Cruz tiene todo el día diagramado: pasa a buscar a Germán en el centro, se toma un tren a Avellaneda y otro a Adrogué. La vuelta requerirá dos colectivos si no se hace demasiado tarde. Advierte a la madre al respecto, que quizá tenga que dormir en la casa de algún miembro del Club allá en el oeste. Poca respuesta recibe por parte de la madre, un asentimiento, la está acostumbrando a su ausencia. Él mira a su padre, quien no pierde de vista la arista entre la pared y el piso bajo la ventana. Asoma en su mente un pensamiento peligroso. Su madre lo levantó, lo vistió, lo trajo y lo acomodó en la única silla en que él distiende su semblante. Cruz se irá hoy como hace frecuentemente, se irá durante todo el día y en la casa quedará su madre con ese hombre de mente ausente, su papá. Mejor no, mejor no permitir esos pensamientos, que lo atormenten dentro de unos años, cuando haya terminado el corto que prepara con el Club, cuando haya terminado de dar forma por lo menos a una de sus novelas, cuando una tenga forma de libro y se venda en las librerías. No antes.

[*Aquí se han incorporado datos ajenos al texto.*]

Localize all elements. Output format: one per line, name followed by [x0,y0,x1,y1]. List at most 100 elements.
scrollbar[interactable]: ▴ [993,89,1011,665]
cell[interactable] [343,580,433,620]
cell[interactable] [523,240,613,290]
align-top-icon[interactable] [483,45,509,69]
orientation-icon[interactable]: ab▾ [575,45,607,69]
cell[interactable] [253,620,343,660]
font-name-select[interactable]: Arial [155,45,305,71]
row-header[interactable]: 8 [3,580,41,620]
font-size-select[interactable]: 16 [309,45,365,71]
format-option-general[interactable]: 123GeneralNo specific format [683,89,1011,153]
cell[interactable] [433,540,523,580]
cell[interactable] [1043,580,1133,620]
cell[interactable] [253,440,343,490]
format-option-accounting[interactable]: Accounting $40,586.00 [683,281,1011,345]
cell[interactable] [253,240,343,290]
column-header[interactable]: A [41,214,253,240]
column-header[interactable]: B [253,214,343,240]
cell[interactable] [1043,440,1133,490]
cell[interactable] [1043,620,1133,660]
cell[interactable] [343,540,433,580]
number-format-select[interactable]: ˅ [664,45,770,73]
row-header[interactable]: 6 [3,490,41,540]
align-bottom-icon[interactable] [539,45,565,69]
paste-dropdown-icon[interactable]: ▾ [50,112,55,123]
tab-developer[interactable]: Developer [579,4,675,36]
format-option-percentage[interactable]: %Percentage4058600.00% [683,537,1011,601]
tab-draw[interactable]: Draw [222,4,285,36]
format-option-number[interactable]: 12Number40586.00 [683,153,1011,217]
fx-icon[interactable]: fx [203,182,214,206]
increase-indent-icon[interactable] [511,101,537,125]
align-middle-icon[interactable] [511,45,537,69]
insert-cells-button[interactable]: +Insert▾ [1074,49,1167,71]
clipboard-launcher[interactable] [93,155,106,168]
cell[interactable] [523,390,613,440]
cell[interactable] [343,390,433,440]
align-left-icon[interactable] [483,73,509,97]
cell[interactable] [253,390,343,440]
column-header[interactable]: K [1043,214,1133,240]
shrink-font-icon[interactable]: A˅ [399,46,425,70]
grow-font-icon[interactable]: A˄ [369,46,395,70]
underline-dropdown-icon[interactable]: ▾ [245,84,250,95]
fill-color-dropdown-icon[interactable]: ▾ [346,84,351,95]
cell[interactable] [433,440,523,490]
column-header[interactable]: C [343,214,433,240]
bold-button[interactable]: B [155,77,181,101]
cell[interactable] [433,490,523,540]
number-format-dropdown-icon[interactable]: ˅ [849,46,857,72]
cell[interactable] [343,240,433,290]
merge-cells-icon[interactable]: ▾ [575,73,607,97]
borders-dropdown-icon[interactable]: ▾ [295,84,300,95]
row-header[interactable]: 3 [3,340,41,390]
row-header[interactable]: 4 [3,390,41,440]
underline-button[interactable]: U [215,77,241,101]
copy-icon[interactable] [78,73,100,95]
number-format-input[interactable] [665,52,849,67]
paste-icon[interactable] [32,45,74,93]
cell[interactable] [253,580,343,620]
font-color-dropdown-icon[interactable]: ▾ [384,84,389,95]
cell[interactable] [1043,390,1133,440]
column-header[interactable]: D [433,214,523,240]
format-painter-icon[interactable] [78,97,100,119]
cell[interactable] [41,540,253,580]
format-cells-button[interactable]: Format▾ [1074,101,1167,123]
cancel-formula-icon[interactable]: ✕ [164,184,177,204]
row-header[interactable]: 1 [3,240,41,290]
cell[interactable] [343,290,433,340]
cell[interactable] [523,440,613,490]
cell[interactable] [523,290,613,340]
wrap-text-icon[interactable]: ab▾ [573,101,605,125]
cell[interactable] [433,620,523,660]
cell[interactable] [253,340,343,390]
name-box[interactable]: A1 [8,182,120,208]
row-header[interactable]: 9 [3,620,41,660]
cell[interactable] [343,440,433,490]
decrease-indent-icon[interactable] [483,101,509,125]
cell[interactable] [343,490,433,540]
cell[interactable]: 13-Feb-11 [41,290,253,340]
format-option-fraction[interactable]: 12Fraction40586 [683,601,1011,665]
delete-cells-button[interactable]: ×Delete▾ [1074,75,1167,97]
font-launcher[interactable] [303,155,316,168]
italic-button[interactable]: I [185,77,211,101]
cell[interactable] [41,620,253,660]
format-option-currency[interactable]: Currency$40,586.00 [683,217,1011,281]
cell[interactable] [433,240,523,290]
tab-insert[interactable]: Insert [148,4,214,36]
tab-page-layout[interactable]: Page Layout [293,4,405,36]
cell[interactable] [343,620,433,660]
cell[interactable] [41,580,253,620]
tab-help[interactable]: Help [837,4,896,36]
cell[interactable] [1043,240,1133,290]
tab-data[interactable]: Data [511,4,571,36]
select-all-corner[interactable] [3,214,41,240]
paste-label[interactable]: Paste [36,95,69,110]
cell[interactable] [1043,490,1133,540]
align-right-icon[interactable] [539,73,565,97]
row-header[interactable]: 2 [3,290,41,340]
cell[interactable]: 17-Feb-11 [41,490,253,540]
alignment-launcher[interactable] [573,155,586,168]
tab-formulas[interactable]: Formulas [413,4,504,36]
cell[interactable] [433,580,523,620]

Su hijo se está demorando y ella no entiende por qué. Está mirando a su padre con fijeza ¿Hace mucho que lo mira o solamente le parece a ella? De repente, como si volviera de una breve interrupción, Cruz la mira, el semblante imperturbable. Una media sonrisa suave la toma por sorpresa, los labios de su hijo pronuncian la frase “Voy yendo” y el cuerpo se levanta de la silla, se inclina a su vez sobre su madre y ambos cruzan besos en sendas mejillas. Lo ve rodear la mesa y pasar por detrás del padre, apoyarle una mano en el hombro. Un sobresalto del chico asusta a la madre, éste corre a su habitación y agarra aquella prenda que olvidara, su campera de cuero infaltable. Vuelve y se encamina a la puerta pasando por delante del padre, se detiene. Ella no lo ve, pero Cruz acaba de tragar saliva, saliva que se venía juntando hace rato. Vuelve unos pasos, toma al padre del cuello, el pulgar bajo la mandíbula y los cuatro dedos de la misma mano rodeando la nuca. Belén nota como la cabeza de Paul reposa ahora sobre la mano del hijo ¿los ojos del hombre acaso están entrecerrados? Lo que ella no nota es la tensión en las mejillas de su hijo y todo alrededor de esos ojos grises, no está viendo ese destello acuoso. De repente todo es un dulce algodón, los labios de su hijo hundiéndose en el carnoso cachete de su marido, la apenas perceptible demora.
Juan Cruz suelta lentamente el cuello de su padre. No se detiene en nada más, ya se demoró demasiado. Toma la mochila que quedara preparada junto a la puerta desde el día anterior. Abre la puerta. Sale.

Paul despidió a su hijo como todas las veces que se marcha, sintiendo un inmenso orgullo entreverado con mucha preocupación por que nada le pase, que todo marche bien. Siente la cálida humedad que le dejara Cruz sobre el pómulo. Sabe que Belén no se fijó en su hijo cuando éste se iba de espaldas a ella. Ella ahora acomoda las cosas de la mesa. Él sigue contemplando ese punto del espacio, salvo que ahora, después de tantos años de estudiarlo cada día, ahora yace vacío de todo significado, por este instante se encuentra vacío de todo tiempo y memoria. El zócalo se empaña y todo a su alrededor, y por un momento la mente de Paul conoce la paz.